Handwerk:Die Räder der Geschichte

Zahlreiche Mühlen prägten einst das Stadtbild von Wolfratshausen und trieben die Wirtschaftskraft an. Christian Steeb vom Burgverein hat die Bauwerke und ihre Entwicklung erforscht

Von Leonard Scharfenberg, Wolfratshausen

Die Stadt Wolfratshausen hat eine bewegte Geschichte. Angetrieben wurde diese lange von den zahlreichen Mühlen an den Flüssen. "Es gab hier immer Theater", berichtete der Hobbyhistoriker und Heimatforscher Christian Steeb bei seinem Vortrag über die historischen Wassermühlen der Stadt, den er am Dienstagabend im Gasthof Flößerei für den Burgverein Wolfratshausen hielt.

Die Mühlen spielten lange eine wichtige Rolle in der Region. Und mit seinen Flüssen und Bächen ist Wolfratshausen immer schon attraktiv für das Müllerhandwerk gewesen. Wie Steeb erklärte, sind die ersten beiden größeren Betriebe, die Birnmühle und die Kastenmühle, bereits um das Jahr 1300 urkundlich erwähnt worden.

Die Kastenmühle prägt noch heute als Weidachmühle das Wolfratshauser Stadtbild. Sie gehörte lange Zeit der Müllerfamilie Heinrici. Während einer lang andauernden Kälteperiode, die im 17. Jahrhundert begann und oft als "kleine Eiszeit" bezeichnet wird, wurde die Mühle dann aber von aufgetürmten Eisschollen auf der Loisach gerammt und zerstört. So kam sie in die Hände der Wolfratshauser Familie Langmayr. Mit dem Betrieb ging es bald wieder aufwärts: Im 18. Jahrhundert hatte die Kastenmühle bereits fünf Mahlmühlen, eine Gerbmühle, um Dinkel zu entspelzen, und eine Lohmühle, mit der die für Gerbereien nötige Baumrinde zerkleinert wurde. Auch die Sägmühle am Besenbräuwehr hinter dem Rathaus ging in den Besitz der Familie über. Besonders bekannt wurde der Müller Franz Langmayr, auch Pulvermüller genannt. Er errichtete zudem auf Ermunterung des Kurfürsten Karl Theodor am oberen Poing eine Pulvermühle. Das sorgte laut Steeb für "ordentlich Zoff" mit den Nachbarn, da die Schwarzpulverproduktion ein riskantes Unterfangen war. Auch das von ihm gebaute hölzerne Wehr, ein sogenannter Senkbaum, welcher regelmäßig die Grundstücke der Nachbarn flutete, trug sicherlich nicht zur Entspannung bei.

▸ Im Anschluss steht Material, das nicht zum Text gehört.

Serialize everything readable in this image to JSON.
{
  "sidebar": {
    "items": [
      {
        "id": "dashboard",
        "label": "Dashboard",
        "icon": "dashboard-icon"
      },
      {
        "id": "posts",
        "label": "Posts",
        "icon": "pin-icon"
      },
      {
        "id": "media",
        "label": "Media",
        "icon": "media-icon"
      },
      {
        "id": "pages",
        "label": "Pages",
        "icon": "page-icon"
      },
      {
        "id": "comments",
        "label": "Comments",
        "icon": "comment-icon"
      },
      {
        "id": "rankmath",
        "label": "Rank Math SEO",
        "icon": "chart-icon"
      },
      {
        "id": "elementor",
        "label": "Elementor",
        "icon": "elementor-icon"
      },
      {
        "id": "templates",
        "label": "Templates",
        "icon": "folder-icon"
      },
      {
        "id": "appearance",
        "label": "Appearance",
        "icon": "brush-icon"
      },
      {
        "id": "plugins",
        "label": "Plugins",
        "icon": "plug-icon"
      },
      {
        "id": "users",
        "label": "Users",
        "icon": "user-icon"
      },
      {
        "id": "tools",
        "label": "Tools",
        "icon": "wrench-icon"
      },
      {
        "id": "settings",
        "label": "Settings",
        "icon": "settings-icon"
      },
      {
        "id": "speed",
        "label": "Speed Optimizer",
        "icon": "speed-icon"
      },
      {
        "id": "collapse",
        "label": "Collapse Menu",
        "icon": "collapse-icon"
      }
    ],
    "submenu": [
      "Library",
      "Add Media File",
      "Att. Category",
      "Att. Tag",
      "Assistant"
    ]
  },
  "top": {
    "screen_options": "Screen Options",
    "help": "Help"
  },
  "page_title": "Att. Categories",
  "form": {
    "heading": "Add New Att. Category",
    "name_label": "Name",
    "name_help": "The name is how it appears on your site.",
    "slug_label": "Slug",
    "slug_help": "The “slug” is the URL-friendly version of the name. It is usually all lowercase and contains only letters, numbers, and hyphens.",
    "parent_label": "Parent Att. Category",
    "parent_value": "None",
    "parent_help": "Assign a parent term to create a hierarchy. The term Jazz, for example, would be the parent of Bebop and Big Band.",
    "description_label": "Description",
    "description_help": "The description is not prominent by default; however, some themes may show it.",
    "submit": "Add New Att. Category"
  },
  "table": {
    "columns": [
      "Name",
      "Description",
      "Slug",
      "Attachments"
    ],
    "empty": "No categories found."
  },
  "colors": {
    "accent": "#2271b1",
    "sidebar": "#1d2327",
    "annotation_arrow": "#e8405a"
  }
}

Doch nicht alle Langmayrs waren so streitsüchtig wie der Pulvermüller. So wurde 2013 bei Bauarbeiten am Birnmühlplatz ein Mühlstein mit den Initialien des Kastenmüllers Phillip Langmayr und der Jahreszahl 1717 gefunden. Es ist nicht geklärt, wie dieser Stein in die Nähe der Birnmühle kam. Doch einiges lässt auf einen Freundschaftsdienst oder zumindest Verkauf schließen. So gehörten beide Mühlen zum herzoglichen Hofkastenamt. Kasten- und Birnmühle waren zudem sogenannte Bannmühlen, in denen alle Untertanen einer Region ihr Getreide mahlen lassen mussten.

Es gab in Wolfratshausen allerdings auch freie Mühlen, Metzmühlen genannt. Der Müller der Obermühle am Gries beispielsweise zahlte seine Pacht nicht an das Hofkastenamt, sondern an eine katholische Frühmessstiftung. Diese entlohnte von der Pacht einen Pfarrer, der jeden Tag in aller Früh eine Messe las, damit die Wolfratshauser tagsüber ihre Arbeit nicht unterbrechen mussten. Auch die Kronmühle gehörte der Frühmessstiftung, bevor Sie im 20. Jahrhundert erst als Hotel, dann als jüdische Frauenschule und schließlich als BRK-Katastrophenschutzschule genutzt wurde. In den 1980er Jahren musste das Gebäude neuen Wohnblöcken weichen. Die Obermühle erlangte zusätzliche Berühmtheit mit einer komplizierten, mechanischen Aufzugkonstruktion. Der fiel letztendlich aber auch der Müller durch einen Unfall in den 1960er Jahren zum Opfer. Danach wurde das Gebäude zur "Gastwirtschaft zum Paradies".

Paradiesisch waren die Zustände im mittelalterlichen Wolfratshausen zwar nicht, aber interessant. Um Wolfratshausens reiche Vergangenheit kümmere sich aber kaum jemand, so Christian Steeb. Deshalb forscht er mit dem Burgverein zur Geschichte der Stadt.